Monday, December 22, 2008

Death

Have you ever noticed the way society talks about death or someone who has died. Obituaries do not state that John Doe died on such and such date; they say he passed on or is deceased. The best I have heard though is ‘expired’. I can't help but think “are we now like food that passes it’s expiration date?” I feel somehow this takes away from the beauty found in death and the reality in death. Yes, I did say beauty.
My husband’s step mother, Danna, died May 27, 2008. She was 50 at the time. She appeared to get rapidly sick but not sick with the flu. Her mood, speech, and some basic skills were declining. Like some doctors I have come across, he or she prescribed an anti depressant to fix Danna’s problem. Unfortunately they waited two to three weeks to see if there were any changes. Of course, there were no changes. It turned out she had a brain tumor. The location was not typical; it was located more in the brain rather than on top.

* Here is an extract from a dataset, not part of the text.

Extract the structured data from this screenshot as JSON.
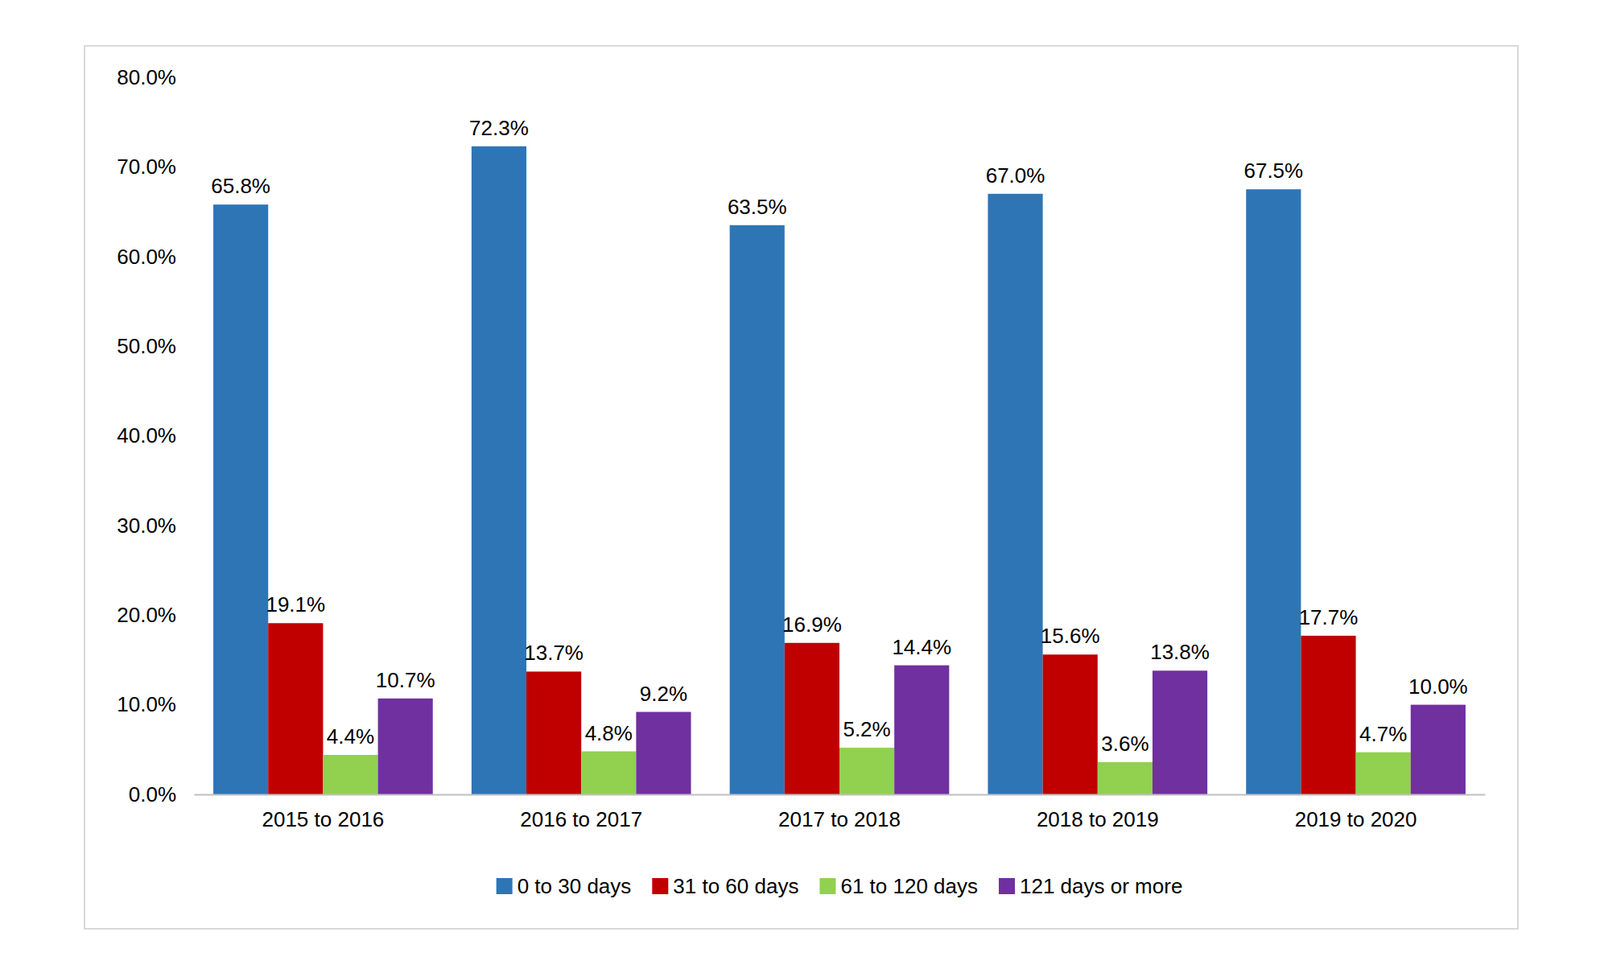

They operated on the tumor and took out a good portion of it but in a matter of days it was back to the size it was prior to the surgery. She hung in there for a good ten days before she died. Danna had a huge and amazing family. She had 11 siblings and they all made it to her bedside to see her. All in one night they saw her. The most amazing and beautiful thing I saw in those moments was the love between them. Danna’s mother, Ruth, came up to the hospital from three hours away. Ruth hugged her and Danna stroked Ruth’s hair. Danna could not speak but she had amazing facial expressions that spoke more than words itself. As Ruth pulled away and started to turn her back towards Danna, in such a childlike manner and in a way in which only a child could to their mother, Danna reached for her mother with the saddest torn frown on her face. This moment was so beautiful to me. It showed me that although death can be dark and hurtful, there is a beauty to be found there. The look on Danna’s face spoke words that were different for each person seeing this scene. To me, her face said “mom I have an owie, I need a hug; don't leave yet.”
The night before Danna died I opted to go home and sleep while Dave waited in the hospital with his Dad. That same night, Dave’s brother’s wife went into labor. Kieran was born at 2:00 in the morning and Danna died at 7:00. What an array of emotions to feel in one day. We were deeply saddened by the loss of an amazing and wonderful woman but yet happy because a new spirit had been brought into the world. Part of me felt guilty for being happy for the new addition because I knew how emotionally fragile our father was.
Death is out of our control. Death is inevitable. Death is not the end but merely a beginning into something more. What that more is, you decide before you die.